Writer interested in feedback on this work

Posted by: eldave1, January 3rd, 2017, 6:28pm; Reply: 1
The logline is way too long. You need to get that down to a sentence or two.


Quoted Text
EXT. ALLEN HOUSEHOLD - NIGHT
The lights in the house are on. The silhouettes of the two
people inside can be seen. Outside, the wind howls, fall
leaves ruffling down the streets. A couple can be heard
talking inside the house. Scratch that. Arguing. These are
the Allens. HENRY Allen and NORA Allen.


For better clarity, I would start with the environment outside the house before what's going on inside the house. And you don't need to say "Outside" when your scene heading already tells us that. Also - you are outside the house so the view of the lights should not be "in. Something like:"
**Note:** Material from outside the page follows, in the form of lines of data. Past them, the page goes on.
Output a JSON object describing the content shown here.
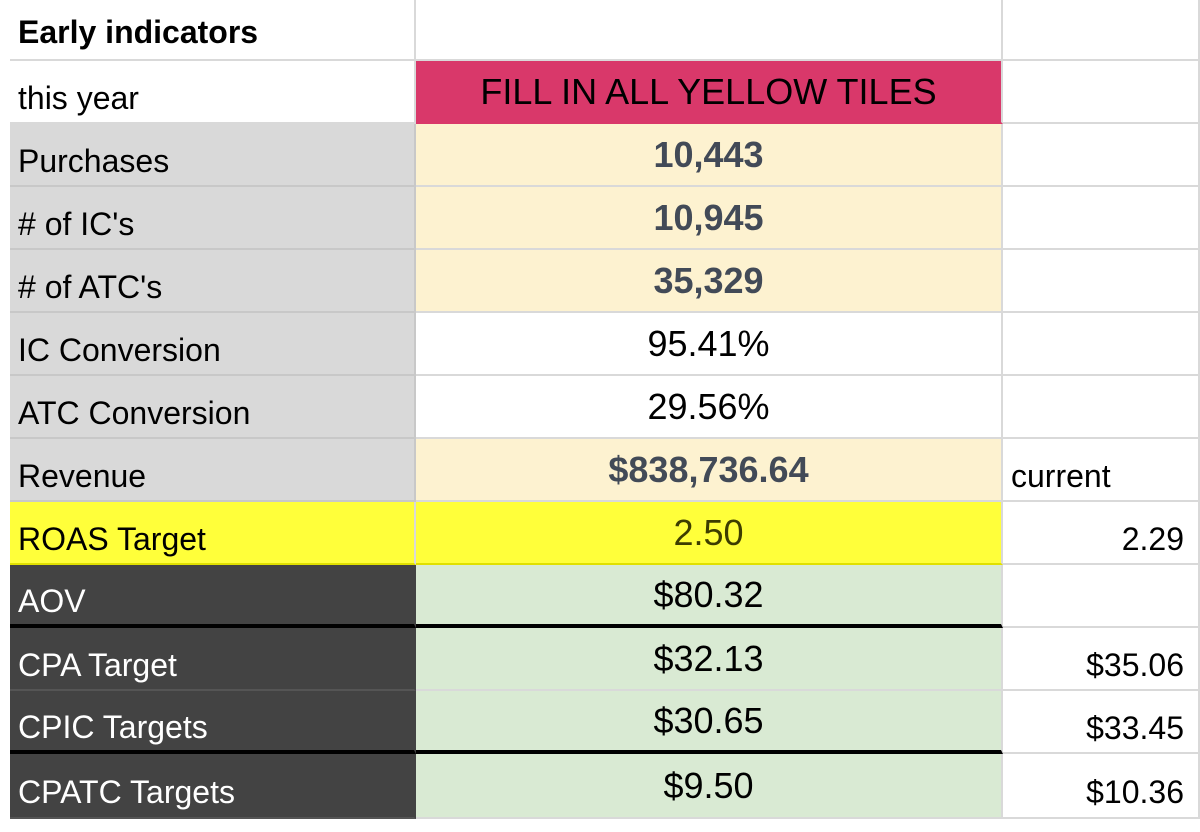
{
  "section_title": "Early indicators",
  "rows": [
    {
      "label": "this year",
      "value": "FILL IN ALL YELLOW TILES",
      "side": ""
    },
    {
      "label": "Purchases",
      "value": "10,443",
      "side": ""
    },
    {
      "label": "# of IC's",
      "value": "10,945",
      "side": ""
    },
    {
      "label": "# of ATC's",
      "value": "35,329",
      "side": ""
    },
    {
      "label": "IC Conversion",
      "value": "95.41%",
      "side": ""
    },
    {
      "label": "ATC Conversion",
      "value": "29.56%",
      "side": ""
    },
    {
      "label": "Revenue",
      "value": "$838,736.64",
      "side": "current"
    },
    {
      "label": "ROAS Target",
      "value": "2.50",
      "side": "2.29"
    },
    {
      "label": "AOV",
      "value": "$80.32",
      "side": ""
    },
    {
      "label": "CPA Target",
      "value": "$32.13",
      "side": "$35.06"
    },
    {
      "label": "CPIC Targets",
      "value": "$30.65",
      "side": "$33.45"
    },
    {
      "label": "CPATC Targets",
      "value": "$9.50",
      "side": "$10.36"
    }
  ],
  "colors": {
    "banner": "#d9386a",
    "input_tile": "#fdf2d0",
    "label_grey": "#d9d9d9",
    "label_dark": "#434343",
    "roas_yellow": "#ffff3a",
    "target_green": "#d9ead3"
  }
}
EXT. ALLEN HOUSEHOLD - NIGHT

The wind howls, fall leaves ruffle down the streets.

The silhouettes of the two PEOPLE fill a well lit window.


Quoted Text
Talking inside the house. Scratch that. Arguing.


Not a fan of the above. Unneeded.

No need to bold character names.


Quoted Text
The lights in the street lights and lamp posts outside all
BURST open at the same time, darkening the block. Nora and
Henry stop talking


Again - you don't need to say outside. The scene heading is ext.